By this definition, the planet earth loves the sun.  Despite the inertia constantly pulling it out into the darkness, away from all warmth or order, it gravitates towards the sun with all of its mass so that it may stay nearby.

Yes, by my definition there are four physical loves that accompany the other emotional or spiritual ones: gravity, electromagnetic force, and the strong and weak nuclear forces.  

And so atoms bond when their affinity for each other overcomes their resistance.  They form molecules which may build up into beautiful and orderly crystals or, by the intelligent hand of our designer, our very DNA.  These molecules also work together to build our tissues, which build our organs, which work together in various organ systems to build our bodies.  Our bodies in turn build societies and organizations.

Order.  Dictated by the laws of attraction.

Many scientists today acknowledge these physical loves but deny the spiritual ones, writing them off as illusions.  Even their love for their own families and friends they boil down to a meaningless electrical and chemical event.  They acknowledge the exchanging of electrons in the formation of ionic bonds, but they refuse the forgiveness of a God who would welcome them into a familial bond with Him through His Son’s sacrifice.
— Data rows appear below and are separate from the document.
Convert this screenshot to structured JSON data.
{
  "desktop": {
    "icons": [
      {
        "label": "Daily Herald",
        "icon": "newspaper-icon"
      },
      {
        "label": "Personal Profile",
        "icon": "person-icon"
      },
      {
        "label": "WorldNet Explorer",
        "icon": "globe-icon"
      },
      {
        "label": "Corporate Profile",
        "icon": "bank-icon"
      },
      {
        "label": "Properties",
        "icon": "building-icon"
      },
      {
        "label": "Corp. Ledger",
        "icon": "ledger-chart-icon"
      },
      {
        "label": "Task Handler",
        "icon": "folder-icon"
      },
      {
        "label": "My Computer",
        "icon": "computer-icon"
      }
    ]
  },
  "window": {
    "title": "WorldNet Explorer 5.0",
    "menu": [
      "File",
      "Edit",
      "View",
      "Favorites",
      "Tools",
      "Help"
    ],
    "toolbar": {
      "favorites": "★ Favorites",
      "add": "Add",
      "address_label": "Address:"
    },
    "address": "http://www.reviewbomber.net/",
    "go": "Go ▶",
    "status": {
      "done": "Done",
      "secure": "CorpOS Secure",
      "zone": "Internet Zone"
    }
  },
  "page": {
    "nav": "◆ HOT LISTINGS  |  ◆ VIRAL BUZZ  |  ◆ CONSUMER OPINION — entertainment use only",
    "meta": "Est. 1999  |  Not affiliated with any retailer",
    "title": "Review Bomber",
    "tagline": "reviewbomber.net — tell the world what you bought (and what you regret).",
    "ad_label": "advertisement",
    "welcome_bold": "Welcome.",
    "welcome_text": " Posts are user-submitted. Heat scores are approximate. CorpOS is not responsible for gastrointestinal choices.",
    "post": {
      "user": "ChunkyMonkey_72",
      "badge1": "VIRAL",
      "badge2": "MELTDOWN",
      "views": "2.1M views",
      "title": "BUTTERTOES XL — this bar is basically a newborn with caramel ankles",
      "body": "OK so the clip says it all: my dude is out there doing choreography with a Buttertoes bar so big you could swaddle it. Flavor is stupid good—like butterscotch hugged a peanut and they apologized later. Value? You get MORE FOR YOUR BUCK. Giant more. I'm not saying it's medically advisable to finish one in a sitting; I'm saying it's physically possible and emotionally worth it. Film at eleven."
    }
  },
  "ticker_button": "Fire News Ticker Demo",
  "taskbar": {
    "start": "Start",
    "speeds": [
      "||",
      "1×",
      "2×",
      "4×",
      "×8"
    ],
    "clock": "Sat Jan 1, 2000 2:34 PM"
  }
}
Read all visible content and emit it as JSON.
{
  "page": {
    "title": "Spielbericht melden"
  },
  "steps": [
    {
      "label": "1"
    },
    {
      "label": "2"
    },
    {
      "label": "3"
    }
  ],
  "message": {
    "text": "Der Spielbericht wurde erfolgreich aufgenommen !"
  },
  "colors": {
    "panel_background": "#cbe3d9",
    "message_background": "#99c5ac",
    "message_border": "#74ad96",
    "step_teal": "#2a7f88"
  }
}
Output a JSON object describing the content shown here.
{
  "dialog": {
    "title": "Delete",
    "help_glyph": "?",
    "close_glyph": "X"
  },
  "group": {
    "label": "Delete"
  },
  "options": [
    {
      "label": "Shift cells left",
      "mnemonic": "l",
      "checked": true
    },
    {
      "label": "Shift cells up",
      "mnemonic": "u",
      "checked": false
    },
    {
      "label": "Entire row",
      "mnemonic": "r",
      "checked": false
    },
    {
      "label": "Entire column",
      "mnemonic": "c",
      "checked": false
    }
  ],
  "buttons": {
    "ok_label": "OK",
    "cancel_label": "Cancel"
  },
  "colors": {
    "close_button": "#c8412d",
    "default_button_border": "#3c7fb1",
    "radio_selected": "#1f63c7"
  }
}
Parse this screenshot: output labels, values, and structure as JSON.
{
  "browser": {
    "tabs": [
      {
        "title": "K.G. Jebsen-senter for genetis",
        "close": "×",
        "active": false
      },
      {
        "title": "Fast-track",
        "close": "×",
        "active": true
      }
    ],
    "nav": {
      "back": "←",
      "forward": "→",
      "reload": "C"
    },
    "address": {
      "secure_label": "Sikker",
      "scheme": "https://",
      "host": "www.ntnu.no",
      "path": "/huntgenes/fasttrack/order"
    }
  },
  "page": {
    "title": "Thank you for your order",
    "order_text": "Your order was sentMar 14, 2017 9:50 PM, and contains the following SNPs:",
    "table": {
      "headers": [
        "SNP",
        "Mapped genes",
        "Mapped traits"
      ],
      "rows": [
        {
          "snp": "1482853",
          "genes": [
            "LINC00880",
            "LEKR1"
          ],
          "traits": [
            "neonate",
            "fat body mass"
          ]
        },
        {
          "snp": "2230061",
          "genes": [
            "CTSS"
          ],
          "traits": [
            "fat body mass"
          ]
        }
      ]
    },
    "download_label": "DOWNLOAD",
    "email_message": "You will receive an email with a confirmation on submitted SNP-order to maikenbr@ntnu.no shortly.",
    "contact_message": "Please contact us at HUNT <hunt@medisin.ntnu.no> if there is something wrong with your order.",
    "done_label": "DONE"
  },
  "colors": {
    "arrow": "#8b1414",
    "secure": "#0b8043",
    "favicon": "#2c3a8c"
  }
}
In then end, all things devoid of adequate physical love will not hold together physically.  It follows that all things devoid of sufficient spiritual love will not hold together spiritually.  The Bible’s description of hell as a place of fire turns out to be a very insightful description.  The breakdown of order.  The stripping away, piece by infinitesimal piece, in a beautiful but horrible display, of all that once constituted a meaningful whole.

Even as they learn to preserve and improve their own buildings and bridges, physical environments, and even their own bodies, they neglect their own souls, and unchain themselves from the Son.